What are some limitations of this otherwise versatile toolkit? The {admiral} package doesn’t build a single ADaM dataset with a single click or jack-of-all-trades umbrella function, so programmers still need to ensure compliance although the package follows CDISC standards. Also, when working with efficacy endpoints, programmers may need to judge and test packages’ functions against their own company standards. And although {admiral} has tested data from several pharmaceutical companies, programmers may need to use dummy data to properly address this limitation.
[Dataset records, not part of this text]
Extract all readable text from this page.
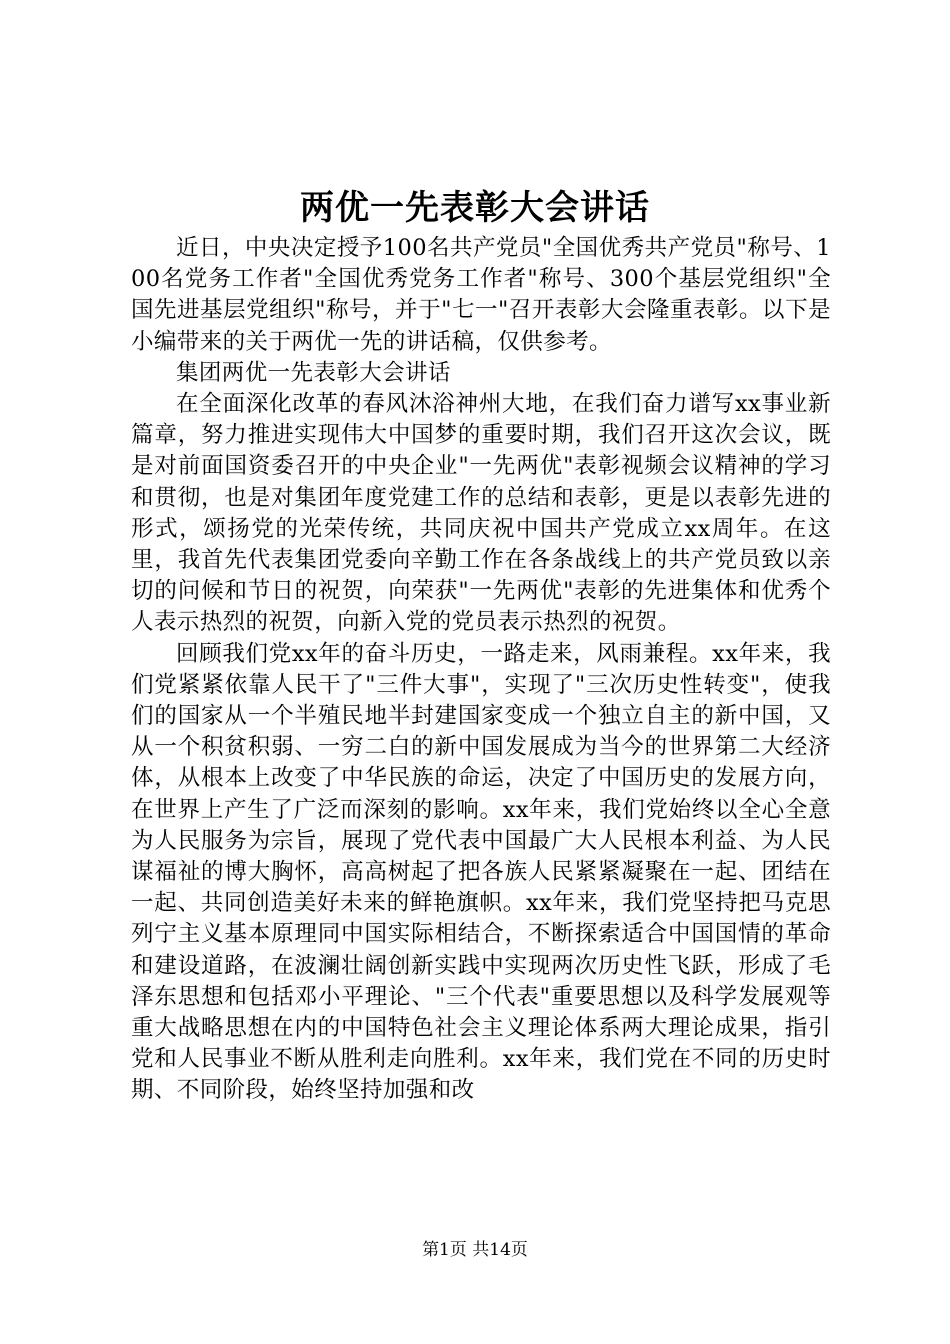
两优一先表彰大会讲话

近日，中央决定授予100名共产党员"全国优秀共产党员"称号、100名党务工作者"全国优秀党务工作者"称号、300个基层党组织"全国先进基层党组织"称号，并于"七一"召开表彰大会隆重表彰。以下是小编带来的关于两优一先的讲话稿，仅供参考。

集团两优一先表彰大会讲话

在全面深化改革的春风沐浴神州大地，在我们奋力谱写xx事业新篇章，努力推进实现伟大中国梦的重要时期，我们召开这次会议，既是对前面国资委召开的中央企业"一先两优"表彰视频会议精神的学习和贯彻，也是对集团年度党建工作的总结和表彰，更是以表彰先进的形式，颂扬党的光荣传统，共同庆祝中国共产党成立xx周年。在这里，我首先代表集团党委向辛勤工作在各条战线上的共产党员致以亲切的问候和节日的祝贺，向荣获"一先两优"表彰的先进集体和优秀个人表示热烈的祝贺，向新入党的党员表示热烈的祝贺。

回顾我们党xx年的奋斗历史，一路走来，风雨兼程。xx年来，我们党紧紧依靠人民干了"三件大事"，实现了"三次历史性转变"，使我们的国家从一个半殖民地半封建国家变成一个独立自主的新中国，又从一个积贫积弱、一穷二白的新中国发展成为当今的世界第二大经济体，从根本上改变了中华民族的命运，决定了中国历史的发展方向，在世界上产生了广泛而深刻的影响。xx年来，我们党始终以全心全意为人民服务为宗旨，展现了党代表中国最广大人民根本利益、为人民谋福祉的博大胸怀，高高树起了把各族人民紧紧凝聚在一起、团结在一起、共同创造美好未来的鲜艳旗帜。xx年来，我们党坚持把马克思列宁主义基本原理同中国实际相结合，不断探索适合中国国情的革命和建设道路，在波澜壮阔创新实践中实现两次历史性飞跃，形成了毛泽东思想和包括邓小平理论、"三个代表"重要思想以及科学发展观等重大战略思想在内的中国特色社会主义理论体系两大理论成果，指引党和人民事业不断从胜利走向胜利。xx年来，我们党在不同的历史时期、不同阶段，始终坚持加强和改

第1页 共14页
The {admiral} creators provided tests for >120 existing and new functions, but the {admiral} package does not replace any company’s quality check or validation procedure.
Overall, {admiral} is a robust R toolkit that culls functions to support programmers in creating ADaM datasets for clinical trial submission. Not only are the functions robust, but also the toolkit uniquely features descriptive vignettes that help novice R programmers grasp the scope and flexibility of the {admiral} package.